Intervenant à l’occasion du premier anniversaire de cet accord, le prélat a souligné que, malgré les engagements pris à Washington et à Doha, la situation sécuritaire reste préoccupante sur le terrain.
«Malgré les accords de Washington et de Doha, sur le terrain, on continue à compter les morts. Donc cet accord peut contribuer à la paix, mais il ne suffit pas à lui seul», a déclaré Mgr Donatien Nshole.
Pour le Secrétaire général de la CENCO, la réussite du processus de paix dépend avant tout de l’implication des Congolais eux-mêmes. Il appelle les acteurs politiques, les groupes armés, les institutions et l’ensemble de la population à s’engager dans une véritable dynamique nationale de réconciliation et de dialogue.
«Il faudra que les Congolais y mettent aussi du leur. Qu’ils fassent aussi leur part, et c’est là le sens de l’appel des évêques», a-t-il insisté.
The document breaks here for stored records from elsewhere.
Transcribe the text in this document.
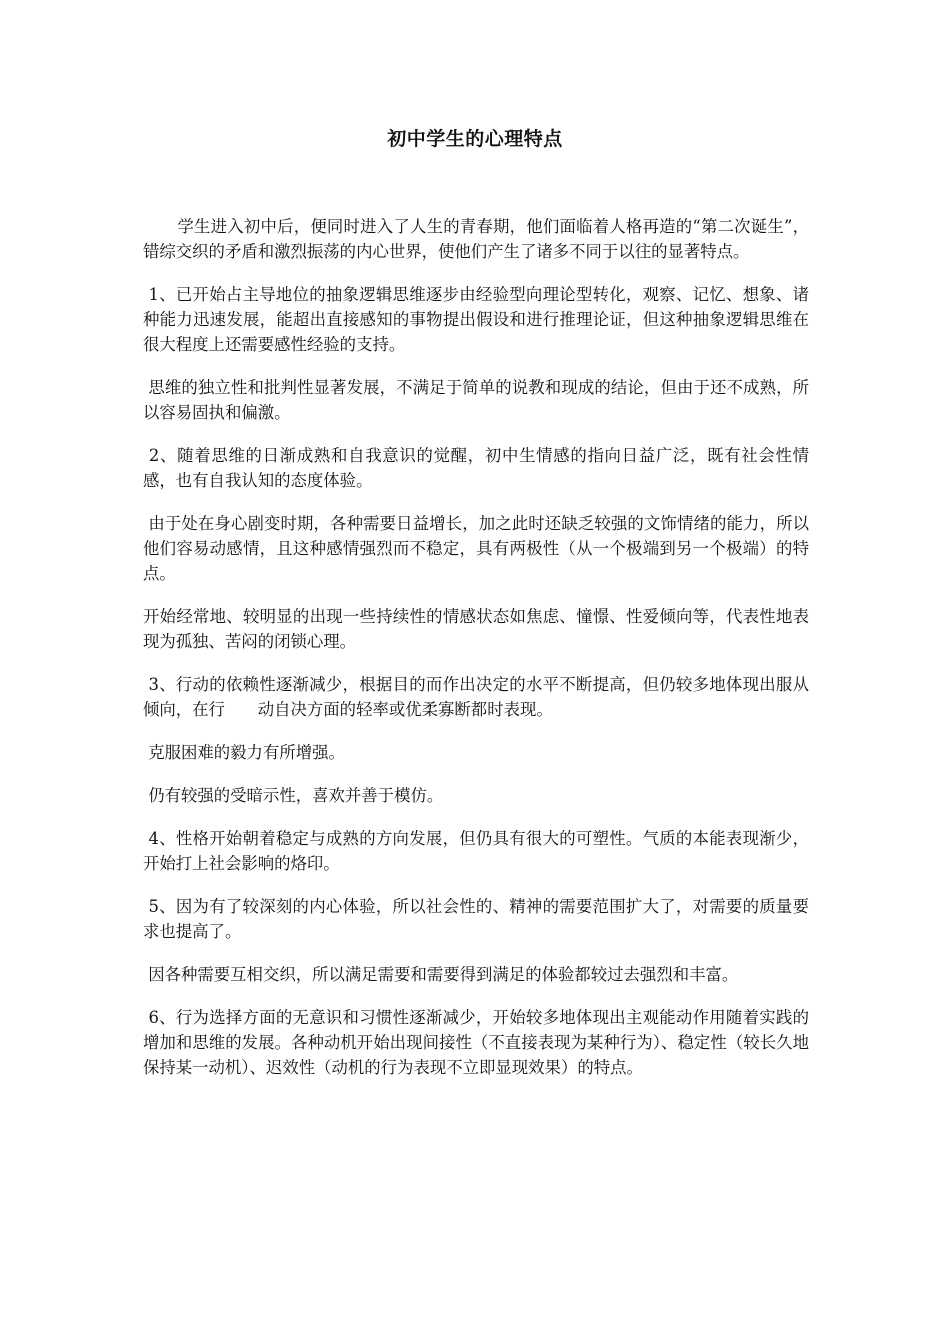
初中学生的心理特点

学生进入初中后，便同时进入了人生的青春期，他们面临着人格再造的“第二次诞生”，错综交织的矛盾和激烈振荡的内心世界，使他们产生了诸多不同于以往的显著特点。

1、已开始占主导地位的抽象逻辑思维逐步由经验型向理论型转化，观察、记忆、想象、诸种能力迅速发展，能超出直接感知的事物提出假设和进行推理论证，但这种抽象逻辑思维在很大程度上还需要感性经验的支持。

思维的独立性和批判性显著发展，不满足于简单的说教和现成的结论，但由于还不成熟，所以容易固执和偏激。

2、随着思维的日渐成熟和自我意识的觉醒，初中生情感的指向日益广泛，既有社会性情感，也有自我认知的态度体验。

由于处在身心剧变时期，各种需要日益增长，加之此时还缺乏较强的文饰情绪的能力，所以他们容易动感情，且这种感情强烈而不稳定，具有两极性（从一个极端到另一个极端）的特点。

开始经常地、较明显的出现一些持续性的情感状态如焦虑、憧憬、性爱倾向等，代表性地表现为孤独、苦闷的闭锁心理。

3、行动的依赖性逐渐减少，根据目的而作出决定的水平不断提高，但仍较多地体现出服从倾向，在行　　动自决方面的轻率或优柔寡断都时表现。

克服困难的毅力有所增强。

仍有较强的受暗示性，喜欢并善于模仿。

4、性格开始朝着稳定与成熟的方向发展，但仍具有很大的可塑性。气质的本能表现渐少，开始打上社会影响的烙印。

5、因为有了较深刻的内心体验，所以社会性的、精神的需要范围扩大了，对需要的质量要求也提高了。

因各种需要互相交织，所以满足需要和需要得到满足的体验都较过去强烈和丰富。

6、行为选择方面的无意识和习惯性逐渐减少，开始较多地体现出主观能动作用随着实践的增加和思维的发展。各种动机开始出现间接性（不直接表现为某种行为）、稳定性（较长久地保持某一动机）、迟效性（动机的行为表现不立即显现效果）的特点。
Selon lui, les initiatives diplomatiques internationales ne produiront leurs effets que si elles sont accompagnées d'une volonté politique et citoyenne à l'intérieur du pays. Sans cette appropriation nationale, les accords risquent de rester sans impact concret sur la sécurité des populations.
«Tant que les accords de Washington et de Doha ne seront pas complétés par une dynamique interne qui travaillerait dans le même esprit, on n’aura pas de paix», a conclu Mgr Donatien Nshole.